I am hoping to get some feedback and/or advice to help make some VDI performance related decisions. Below is some information about what our current setup looks like:
- ESXi hosts have - Intel 2 socket 12 cores/socket HT enabled. 2.6GHZ CPU / 512GB RAM
- All Flash Storage SAN using 16Gb storage switches etc...
- Horizon View 7 / vCenter 6.5
- Windows 10 1809/1709 virtual desktops. (running VMware tools/Horizon View desktop agent)
- Linked Clone desktop pools
Currently we are running 2vCPU + 6GB RAM. This is under-provisioned as I see our CPU Load AVG is usually between .5-.6, and RAM is way under-provisioned. We are noticing that with all our security and Office 2016, Google Chrome etc...that our performance is starting to suffer.

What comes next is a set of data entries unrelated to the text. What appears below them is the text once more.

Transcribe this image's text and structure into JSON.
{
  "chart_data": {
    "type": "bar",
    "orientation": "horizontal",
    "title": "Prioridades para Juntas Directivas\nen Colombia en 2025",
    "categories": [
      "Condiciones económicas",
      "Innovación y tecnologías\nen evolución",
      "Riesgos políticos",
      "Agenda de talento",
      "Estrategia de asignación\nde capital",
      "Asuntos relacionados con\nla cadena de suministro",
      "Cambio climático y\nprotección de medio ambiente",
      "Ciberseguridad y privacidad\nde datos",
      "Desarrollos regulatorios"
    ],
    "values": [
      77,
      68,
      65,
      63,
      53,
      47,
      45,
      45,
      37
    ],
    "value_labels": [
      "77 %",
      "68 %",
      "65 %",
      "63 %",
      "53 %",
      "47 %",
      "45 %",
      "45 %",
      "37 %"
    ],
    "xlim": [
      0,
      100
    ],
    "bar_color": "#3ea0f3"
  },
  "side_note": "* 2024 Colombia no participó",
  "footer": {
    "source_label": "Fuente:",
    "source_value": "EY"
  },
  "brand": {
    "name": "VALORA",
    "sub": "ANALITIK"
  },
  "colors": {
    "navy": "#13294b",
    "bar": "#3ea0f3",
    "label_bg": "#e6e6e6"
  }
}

By this I mean that we are seeing, at the end user, CPU staying at 100% longer when launching browsers/apps (it comes down but not a fast as it used to), higher page file access, and just general "latency." Currently we are running 3:1 vCPU to pCPU consolidation ratio. Our storage metrics show that we in no way suffering (IOPS, Service Time, etc...).
We are recomposing this weekend to 8GB RAM (and reserving 4GB) as we have enough RAM per host to handle this easily. I expect this will help certain workloads, but I doubt it will help handle all the additional security and such that have been added to the environment. I have been able to get Endpoint Security to follow the vendors best practices for scanning and exclusions, but it is still taking a toll. I am currently planning on testing 3 different virtual machine configurations, but I am wondering what others may be running, or if anyone has some additional feedback on settings that I can try to adjust for better overall performance.
Test 1: (Running on 1 host separate cluster/storage LUN for testing)
4 vCPUs (2 socket/2core) + 8GB RAM (4GB reservation)
- This configuration is showing "spikes" of high CPU RDY and CO-STOP. By spikes I mean that when I have ESXTOP refreshing at 2 second intervals, I will see this spike occur for an interval and then "recover" when the next refresh cycles. The CPU Load AVG is usually around .90-1.09. I changed out the LSI scsi adapater to a PVSCSI adapter to see if I could save some CPU cycles. Using this setup it takes my vCPU:pCPU ratio to 6:1 @ 40 VMs per host. I also see pretty bad NUMA numbers (like 8-14 of the 40 VMs will be below 70% of the N%L metric..with some of those down below 20%). I can not go below 40 VMs per host or I will not have enough hardware to support my environment.
Test 2: (going to start next week)
3vCPU (1 socket/3 core) + 8GB RAM (4GB reservation)
- Has anyone run 3vCPU with Win10 1709/1809? Any thoughts on this configuration? It would allow me to go to, at worst I hope, a 5:1 vCPU to pCPU ratio at 40 VMs per host. I am considering using a PVSCSI adapter for this as well just to see if I can save any CPU cycles at all. Thoughts?
4vCPUs (1socket/4 core) + 8GB RAM (4GB reservation)
- I know that cores per socket etc...doesn't make much difference anymore. This will use the 6:1 vCPU to pCPU ratio again as I need at least 40VMs/host. Undecided on the SCSI adapter type. I don't expect this one to show any better results than Test 1 honestly. Thoughts?
Bottom line is that in my simple mind, 2vCPU + 6GB RAM is under-provisioned, and based on ESXTOP reviews, 4vCPU is over-subscribing our CPU resources and impacting NUMA. Customers have reported that 4vCPU does appear more responsive, and Stratusphere shows that CPU queues, logon times, and overall CPU performance on average are better. Again ESXTOP is showing that 4vCPU results in spikes of high RDY and CO-STOP occurring at fairly regular intervals, so I am concerned that this will start to show up at the end user side sooner than later. This is why I am thinking that 3vCPU may provide close the same performance gain as 4vCPU with a slightly lower impact to the back-end resources. Still it is hard to use 3vCPU as my binary mind wants to stick with 1-2-4-8 etc...
Any advice, feedback, or any crazy ideas/thoughts that I can try?
We disabled View Storage Accelerator when we switched over to the flash based SAN. I am thinking about turning it back on to see if it will help reduce the CPU utilization, of the hosts, during customer logon. I don't like the idea of slowing down Refresh/Recompose operations, but the flash SAN should make it more tolerable. Does anyone have any metrics on the amount of CPU utilization is reduced by using VSA? I am not worried about logon times as they are well within our expected baseline, it just looks like the majority of stress is during customer logon...for CPU.